FORTY YEARS OF BYRON MALLOTT’S WAYS
It all comes down to corruption — or the perception of corruption.
A lieutenant governor — in charge of elections and much of the day-to-day operations of the state — and a law enforcement officer who has a reporting relationship to the Department of Public Safety, were having an intimate relationship. That relationship put each of them in compromising positions.
Then, a teenage girl was advanced on by the lieutenant governor, a man about 58 years her senior.
In Alaska, the age of consent is 16. A person who has sexual intercourse with a person who is under 16 who is at least three years younger than the offender is committing rape. The age of consent doesn’t apply if the person is in a position of authority.
But in this case, the young woman in question is thought to be either 16 or 17. Alaskans don’t know exactly what happened. It may have been just words or suggestions. Or it may have been grooming her for something more.
What Lt. Gov. Byron Mallott did earlier this month was so bad, it cannot be talked about.
It cannot be investigated.
The press evidently just won’t go there.
[Governor’s Office asks press to take one for the team]
You’ll just have to trust Gov. Bill Walker about what happened. Or rather, you’ll have to trust his functionaries, because he’s not talking. His “most transparent administration” has gone dark and he’s left the state for a vacation in Hawaii.
The names of the victim or victims can remain private, but Alaskans deserve to know what it was that Mallott did.
The Walker-Mallott ticket was Alaska’s House of Cards, formed in backroom deals in 2014, and collapsing when Mallott compromised his own leadership by making himself vulnerable to blackmail.
The consenting law enforcement officer also compromised her professional standing.

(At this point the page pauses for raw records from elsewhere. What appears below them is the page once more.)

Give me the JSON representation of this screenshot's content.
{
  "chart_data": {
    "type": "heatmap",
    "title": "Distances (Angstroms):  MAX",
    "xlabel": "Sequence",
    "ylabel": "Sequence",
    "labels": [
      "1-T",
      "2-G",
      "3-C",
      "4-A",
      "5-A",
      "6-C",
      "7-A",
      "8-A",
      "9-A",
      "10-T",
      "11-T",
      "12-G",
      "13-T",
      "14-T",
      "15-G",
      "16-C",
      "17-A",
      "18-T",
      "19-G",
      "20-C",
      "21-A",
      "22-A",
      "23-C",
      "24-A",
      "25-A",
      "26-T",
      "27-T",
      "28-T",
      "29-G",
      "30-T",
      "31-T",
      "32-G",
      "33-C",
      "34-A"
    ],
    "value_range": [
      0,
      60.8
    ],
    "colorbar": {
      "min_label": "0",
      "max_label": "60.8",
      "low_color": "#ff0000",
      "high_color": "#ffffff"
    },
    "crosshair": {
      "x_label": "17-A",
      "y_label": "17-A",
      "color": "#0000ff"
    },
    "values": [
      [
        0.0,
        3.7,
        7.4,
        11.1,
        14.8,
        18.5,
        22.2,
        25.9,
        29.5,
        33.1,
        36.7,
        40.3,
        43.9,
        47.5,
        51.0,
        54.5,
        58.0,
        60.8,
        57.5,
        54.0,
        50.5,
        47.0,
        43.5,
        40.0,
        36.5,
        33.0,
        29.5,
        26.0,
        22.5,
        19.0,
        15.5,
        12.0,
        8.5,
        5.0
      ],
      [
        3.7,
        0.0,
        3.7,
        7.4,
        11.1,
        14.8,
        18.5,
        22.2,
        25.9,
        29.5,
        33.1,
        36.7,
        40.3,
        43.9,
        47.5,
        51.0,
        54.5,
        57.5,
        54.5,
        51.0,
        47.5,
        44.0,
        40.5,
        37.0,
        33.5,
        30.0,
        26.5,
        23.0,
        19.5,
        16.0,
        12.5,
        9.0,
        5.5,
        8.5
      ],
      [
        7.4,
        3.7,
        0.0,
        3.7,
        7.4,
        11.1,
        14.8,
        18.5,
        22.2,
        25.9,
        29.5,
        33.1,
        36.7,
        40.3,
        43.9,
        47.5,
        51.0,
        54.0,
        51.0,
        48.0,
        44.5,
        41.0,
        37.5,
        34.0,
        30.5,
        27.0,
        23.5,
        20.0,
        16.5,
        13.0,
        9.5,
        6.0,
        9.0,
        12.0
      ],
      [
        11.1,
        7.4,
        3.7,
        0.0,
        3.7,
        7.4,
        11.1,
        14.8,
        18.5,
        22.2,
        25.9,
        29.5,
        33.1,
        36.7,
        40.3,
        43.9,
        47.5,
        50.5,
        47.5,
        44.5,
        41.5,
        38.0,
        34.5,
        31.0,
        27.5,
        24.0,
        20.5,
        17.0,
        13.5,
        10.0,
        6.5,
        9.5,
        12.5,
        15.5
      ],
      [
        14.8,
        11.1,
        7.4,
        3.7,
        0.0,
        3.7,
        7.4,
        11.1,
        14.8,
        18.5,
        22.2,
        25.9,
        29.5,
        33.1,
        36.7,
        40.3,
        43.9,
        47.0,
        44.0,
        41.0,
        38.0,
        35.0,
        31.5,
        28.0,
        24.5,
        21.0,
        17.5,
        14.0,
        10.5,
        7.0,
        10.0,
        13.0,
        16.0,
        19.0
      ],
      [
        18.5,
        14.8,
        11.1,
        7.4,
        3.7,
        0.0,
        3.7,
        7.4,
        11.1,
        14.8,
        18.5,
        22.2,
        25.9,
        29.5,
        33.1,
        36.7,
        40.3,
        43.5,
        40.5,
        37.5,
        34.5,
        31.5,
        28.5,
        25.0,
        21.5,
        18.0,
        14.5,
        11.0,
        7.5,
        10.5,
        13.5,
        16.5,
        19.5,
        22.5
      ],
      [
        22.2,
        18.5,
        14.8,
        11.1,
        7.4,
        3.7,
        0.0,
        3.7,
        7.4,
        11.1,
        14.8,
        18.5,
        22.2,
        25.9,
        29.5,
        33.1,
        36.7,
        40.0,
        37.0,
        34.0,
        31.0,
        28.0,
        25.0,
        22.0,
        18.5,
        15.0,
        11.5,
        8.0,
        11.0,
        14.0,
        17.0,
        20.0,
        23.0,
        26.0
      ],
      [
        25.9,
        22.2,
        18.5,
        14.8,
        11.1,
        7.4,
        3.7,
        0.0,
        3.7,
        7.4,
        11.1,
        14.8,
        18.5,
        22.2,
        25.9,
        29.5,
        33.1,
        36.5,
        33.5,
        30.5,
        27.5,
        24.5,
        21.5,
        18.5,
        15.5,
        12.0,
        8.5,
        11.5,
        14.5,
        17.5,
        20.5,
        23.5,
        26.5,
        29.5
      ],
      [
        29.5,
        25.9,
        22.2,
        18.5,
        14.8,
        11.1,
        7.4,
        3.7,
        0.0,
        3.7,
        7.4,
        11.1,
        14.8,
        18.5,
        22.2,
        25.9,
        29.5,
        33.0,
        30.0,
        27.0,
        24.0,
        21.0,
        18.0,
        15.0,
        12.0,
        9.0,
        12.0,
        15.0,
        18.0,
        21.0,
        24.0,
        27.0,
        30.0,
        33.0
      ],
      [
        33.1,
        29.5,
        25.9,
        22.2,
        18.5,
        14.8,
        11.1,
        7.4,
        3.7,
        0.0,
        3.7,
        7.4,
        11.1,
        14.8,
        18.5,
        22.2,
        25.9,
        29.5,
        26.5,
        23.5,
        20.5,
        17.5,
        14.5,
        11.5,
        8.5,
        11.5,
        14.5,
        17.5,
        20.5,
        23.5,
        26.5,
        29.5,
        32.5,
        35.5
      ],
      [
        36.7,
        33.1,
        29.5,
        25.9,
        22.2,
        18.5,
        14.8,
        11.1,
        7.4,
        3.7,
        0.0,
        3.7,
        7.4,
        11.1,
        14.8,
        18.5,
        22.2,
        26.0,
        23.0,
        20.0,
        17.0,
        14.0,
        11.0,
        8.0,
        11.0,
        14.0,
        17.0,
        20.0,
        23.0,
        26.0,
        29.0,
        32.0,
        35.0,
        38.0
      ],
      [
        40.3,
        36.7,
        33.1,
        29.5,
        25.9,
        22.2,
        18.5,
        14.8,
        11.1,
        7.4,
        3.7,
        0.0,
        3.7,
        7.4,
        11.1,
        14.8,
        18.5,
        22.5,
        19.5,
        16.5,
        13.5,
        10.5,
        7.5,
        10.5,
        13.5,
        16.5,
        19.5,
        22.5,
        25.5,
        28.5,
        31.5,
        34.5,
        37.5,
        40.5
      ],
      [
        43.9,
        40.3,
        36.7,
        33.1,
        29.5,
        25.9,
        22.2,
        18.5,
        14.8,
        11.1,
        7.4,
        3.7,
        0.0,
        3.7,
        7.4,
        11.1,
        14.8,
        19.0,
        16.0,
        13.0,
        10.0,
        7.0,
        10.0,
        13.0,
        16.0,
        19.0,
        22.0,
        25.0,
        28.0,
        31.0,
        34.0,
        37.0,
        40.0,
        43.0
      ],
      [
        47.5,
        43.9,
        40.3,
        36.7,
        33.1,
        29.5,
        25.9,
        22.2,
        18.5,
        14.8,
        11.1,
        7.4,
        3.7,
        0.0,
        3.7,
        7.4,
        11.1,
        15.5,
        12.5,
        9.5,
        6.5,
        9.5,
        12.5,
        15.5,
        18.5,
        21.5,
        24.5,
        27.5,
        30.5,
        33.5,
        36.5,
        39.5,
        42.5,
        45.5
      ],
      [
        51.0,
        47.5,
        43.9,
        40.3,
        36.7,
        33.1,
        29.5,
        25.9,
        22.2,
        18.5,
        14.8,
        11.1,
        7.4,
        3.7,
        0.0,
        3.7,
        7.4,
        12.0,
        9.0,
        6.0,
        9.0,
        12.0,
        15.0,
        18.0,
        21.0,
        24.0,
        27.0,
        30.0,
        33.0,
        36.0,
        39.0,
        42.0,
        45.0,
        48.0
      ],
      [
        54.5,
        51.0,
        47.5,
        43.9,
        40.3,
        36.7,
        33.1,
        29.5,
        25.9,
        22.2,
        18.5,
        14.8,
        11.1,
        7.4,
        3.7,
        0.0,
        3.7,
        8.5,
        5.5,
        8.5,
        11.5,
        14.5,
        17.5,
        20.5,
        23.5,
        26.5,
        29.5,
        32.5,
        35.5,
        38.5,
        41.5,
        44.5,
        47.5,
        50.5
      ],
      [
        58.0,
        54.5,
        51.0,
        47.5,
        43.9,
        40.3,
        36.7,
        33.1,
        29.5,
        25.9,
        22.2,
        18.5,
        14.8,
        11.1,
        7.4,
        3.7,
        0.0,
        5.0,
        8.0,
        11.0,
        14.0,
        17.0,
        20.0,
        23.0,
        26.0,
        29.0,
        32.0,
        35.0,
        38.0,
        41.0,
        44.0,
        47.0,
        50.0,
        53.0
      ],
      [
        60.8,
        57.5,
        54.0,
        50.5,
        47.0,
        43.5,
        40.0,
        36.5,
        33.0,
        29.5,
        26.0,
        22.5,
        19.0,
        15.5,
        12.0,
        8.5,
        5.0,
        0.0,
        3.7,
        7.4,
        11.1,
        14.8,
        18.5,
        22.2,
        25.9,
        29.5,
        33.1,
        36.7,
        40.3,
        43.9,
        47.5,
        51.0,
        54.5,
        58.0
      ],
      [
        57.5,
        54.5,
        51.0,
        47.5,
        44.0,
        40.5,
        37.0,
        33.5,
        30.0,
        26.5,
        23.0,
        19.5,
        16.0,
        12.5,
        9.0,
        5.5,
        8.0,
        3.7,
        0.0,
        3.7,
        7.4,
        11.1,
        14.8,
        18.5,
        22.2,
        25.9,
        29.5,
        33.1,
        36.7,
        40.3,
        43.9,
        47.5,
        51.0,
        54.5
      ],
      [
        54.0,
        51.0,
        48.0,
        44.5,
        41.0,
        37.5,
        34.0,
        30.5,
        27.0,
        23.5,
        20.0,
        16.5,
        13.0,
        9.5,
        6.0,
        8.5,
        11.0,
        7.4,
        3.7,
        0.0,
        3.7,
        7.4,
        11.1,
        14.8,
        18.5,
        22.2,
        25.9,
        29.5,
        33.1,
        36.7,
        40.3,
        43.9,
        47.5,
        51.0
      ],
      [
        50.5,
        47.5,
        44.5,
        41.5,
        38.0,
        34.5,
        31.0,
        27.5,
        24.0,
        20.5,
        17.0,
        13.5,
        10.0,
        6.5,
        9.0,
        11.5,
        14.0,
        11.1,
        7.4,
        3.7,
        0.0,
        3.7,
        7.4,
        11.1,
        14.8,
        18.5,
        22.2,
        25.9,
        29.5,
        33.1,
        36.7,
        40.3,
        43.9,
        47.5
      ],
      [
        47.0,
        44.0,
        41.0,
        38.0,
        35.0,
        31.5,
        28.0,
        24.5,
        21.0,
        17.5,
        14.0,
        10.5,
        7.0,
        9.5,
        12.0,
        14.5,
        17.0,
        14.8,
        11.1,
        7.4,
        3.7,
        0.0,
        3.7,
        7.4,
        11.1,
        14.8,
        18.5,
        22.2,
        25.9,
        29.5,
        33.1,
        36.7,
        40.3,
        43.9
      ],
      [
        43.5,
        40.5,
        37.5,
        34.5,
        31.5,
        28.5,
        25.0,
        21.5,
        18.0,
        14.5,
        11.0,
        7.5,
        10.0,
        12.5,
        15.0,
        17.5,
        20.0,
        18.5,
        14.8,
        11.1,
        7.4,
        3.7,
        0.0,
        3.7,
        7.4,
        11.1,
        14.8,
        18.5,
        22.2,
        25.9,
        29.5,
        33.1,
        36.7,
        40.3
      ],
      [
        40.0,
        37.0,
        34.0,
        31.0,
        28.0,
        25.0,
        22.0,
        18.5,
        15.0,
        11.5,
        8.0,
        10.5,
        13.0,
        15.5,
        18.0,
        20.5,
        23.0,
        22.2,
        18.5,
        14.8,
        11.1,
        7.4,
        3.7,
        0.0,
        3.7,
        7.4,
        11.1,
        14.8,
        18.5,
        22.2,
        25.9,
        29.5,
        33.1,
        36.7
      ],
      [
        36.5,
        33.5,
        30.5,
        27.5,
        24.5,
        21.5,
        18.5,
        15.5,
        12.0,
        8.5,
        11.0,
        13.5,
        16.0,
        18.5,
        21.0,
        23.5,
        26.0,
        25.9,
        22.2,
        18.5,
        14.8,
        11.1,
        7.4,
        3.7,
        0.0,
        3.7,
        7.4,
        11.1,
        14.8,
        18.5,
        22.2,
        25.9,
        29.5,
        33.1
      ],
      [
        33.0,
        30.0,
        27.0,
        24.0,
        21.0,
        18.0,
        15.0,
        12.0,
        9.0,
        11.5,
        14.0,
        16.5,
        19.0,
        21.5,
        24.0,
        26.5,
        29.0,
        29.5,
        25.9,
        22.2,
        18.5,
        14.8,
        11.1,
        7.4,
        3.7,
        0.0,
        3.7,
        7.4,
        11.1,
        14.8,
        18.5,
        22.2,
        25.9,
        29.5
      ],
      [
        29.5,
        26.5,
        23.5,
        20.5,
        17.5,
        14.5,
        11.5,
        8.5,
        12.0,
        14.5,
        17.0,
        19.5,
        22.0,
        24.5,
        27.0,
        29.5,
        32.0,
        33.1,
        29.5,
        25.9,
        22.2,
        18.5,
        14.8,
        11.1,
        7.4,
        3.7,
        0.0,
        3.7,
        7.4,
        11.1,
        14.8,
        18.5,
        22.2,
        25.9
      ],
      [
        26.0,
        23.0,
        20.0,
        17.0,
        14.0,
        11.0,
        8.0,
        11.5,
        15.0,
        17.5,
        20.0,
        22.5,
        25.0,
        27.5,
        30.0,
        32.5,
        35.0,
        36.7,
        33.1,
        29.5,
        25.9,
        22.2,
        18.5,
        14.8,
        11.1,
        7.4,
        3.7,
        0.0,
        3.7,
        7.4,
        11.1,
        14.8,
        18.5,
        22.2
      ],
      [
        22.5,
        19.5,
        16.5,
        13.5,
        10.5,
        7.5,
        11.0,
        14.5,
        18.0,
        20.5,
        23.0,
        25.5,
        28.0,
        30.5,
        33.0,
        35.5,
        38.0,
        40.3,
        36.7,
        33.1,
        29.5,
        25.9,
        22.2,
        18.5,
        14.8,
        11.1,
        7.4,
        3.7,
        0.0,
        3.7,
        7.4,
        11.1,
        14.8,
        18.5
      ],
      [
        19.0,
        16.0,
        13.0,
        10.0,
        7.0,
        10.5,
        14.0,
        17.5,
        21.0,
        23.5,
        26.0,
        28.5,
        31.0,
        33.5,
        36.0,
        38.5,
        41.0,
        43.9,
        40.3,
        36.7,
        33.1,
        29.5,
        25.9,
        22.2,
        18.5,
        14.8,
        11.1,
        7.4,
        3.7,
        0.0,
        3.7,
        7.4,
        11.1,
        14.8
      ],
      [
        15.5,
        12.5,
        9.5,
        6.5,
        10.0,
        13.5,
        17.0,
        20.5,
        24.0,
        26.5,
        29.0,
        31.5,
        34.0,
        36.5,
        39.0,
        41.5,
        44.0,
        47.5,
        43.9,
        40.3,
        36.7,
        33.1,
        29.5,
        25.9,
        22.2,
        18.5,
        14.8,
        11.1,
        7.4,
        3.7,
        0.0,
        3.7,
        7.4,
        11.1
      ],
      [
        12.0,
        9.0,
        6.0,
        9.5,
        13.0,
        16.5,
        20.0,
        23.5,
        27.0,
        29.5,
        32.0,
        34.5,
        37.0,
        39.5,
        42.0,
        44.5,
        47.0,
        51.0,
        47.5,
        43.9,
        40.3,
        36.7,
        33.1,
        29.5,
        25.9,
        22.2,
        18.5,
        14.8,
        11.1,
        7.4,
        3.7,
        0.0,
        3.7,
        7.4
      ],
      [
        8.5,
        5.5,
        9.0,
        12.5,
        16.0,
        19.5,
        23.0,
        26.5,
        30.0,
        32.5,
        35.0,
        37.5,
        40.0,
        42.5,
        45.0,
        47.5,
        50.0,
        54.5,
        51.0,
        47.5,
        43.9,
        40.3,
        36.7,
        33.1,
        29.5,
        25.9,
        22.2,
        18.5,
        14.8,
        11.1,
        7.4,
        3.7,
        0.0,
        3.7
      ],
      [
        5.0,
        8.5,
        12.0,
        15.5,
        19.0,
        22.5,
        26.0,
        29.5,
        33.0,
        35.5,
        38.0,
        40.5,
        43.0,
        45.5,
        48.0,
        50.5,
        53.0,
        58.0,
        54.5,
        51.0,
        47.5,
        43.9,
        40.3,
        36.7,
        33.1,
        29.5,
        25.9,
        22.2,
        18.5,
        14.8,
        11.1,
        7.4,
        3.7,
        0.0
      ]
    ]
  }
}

These two individuals had each other at an ethical standoff.
But this isn’t the first time for Mallott.
The entire Democrat political class has ignored Mallott’s extracurricular activities for years. The press has been ignoring it.
Must Read Alaska has mentioned Mallott’s volatile and tempestuous behavior in passing, but finding an actual victim proves elusive. Besides, what consenting adults do in their private lives is not our business.
But the stories of Mallott’s modus operandi with young ladies is well known in Native circles. A lot of it has been relayed between women in Alaska over the years — quid pro quo arrangements that result in jobs — all kinds of jobs. Jobs for him. Jobs for her. Everyone gets a job.
Alaska Federation of Natives leaders have known about it for decades and have allowed Mallott and other elders to keep using their power to get treats from young women.
In the recent case, it appears that Mallott had a relationship with a grown woman in her 40s, who then got promoted into a high position of responsibility in law enforcement. She also now serves on two important commissions, appointments that came from the Governor’s Office.
She has power over people through her badge.
When Mallott made some type of overture to the woman’s teenage daughter, it came crashing down on him. The woman decided to burn him down. She took the entire Walker-Mallott administration down.
Yet, it cannot be talked about. It cannot be investigated. The media has moved on. It was a one-day story.
In 2016, things were different. Rep. Cathy Munoz of Juneau simply wrote a letter asking for judicial review of a sentence, and the press hounded her day after day, until she lost her re-election to Justin Parish. The news reporters were relentless even though she had done nothing wrong. The leftists wrote letters to the editor saying that she was soft on crime, helping a sex offender.
Juneauites remember how that ended. Parish lasted one term, and then it was impossible for him to run for re-election due to his unwelcome advances, reported by a woman in Juneau.
WHEN DID WALKER KNOW?
Gov. Walker gave over the running of much of the day-to-day operations of government over to Mallott, while Walker worked on the gasline project, which is his lifelong dream.
Walker was warned about this pattern of behavior in 2014. Back then, he was just trying to win. Mallott was his ticket to getting to be governor. The two formed a partnership to bump off Gov. Sean Parnell.
Walker was also told about this specific inappropriate relationship in 2016 through his then-chief of staff Jim Whitaker, who was told by a “concerned someone” in the Administration.
Byron Mallott’s rapid departure and the Administration’s silence is starting to look like a cover-up. We still don’t know what happened. We just know that the governor is saying what Mallott did was not illegal.
The media has stopped its inquiries as if nothing ever happened and there’s no word coming from the administration about further investigation or interviews.
Here’s what we think we know:
There was a lieutenant governor, a law enforcement officer, and her teenage daughter. Because of the teenager and a press that is unwilling to achieve the balance, the actual events may never be known to history.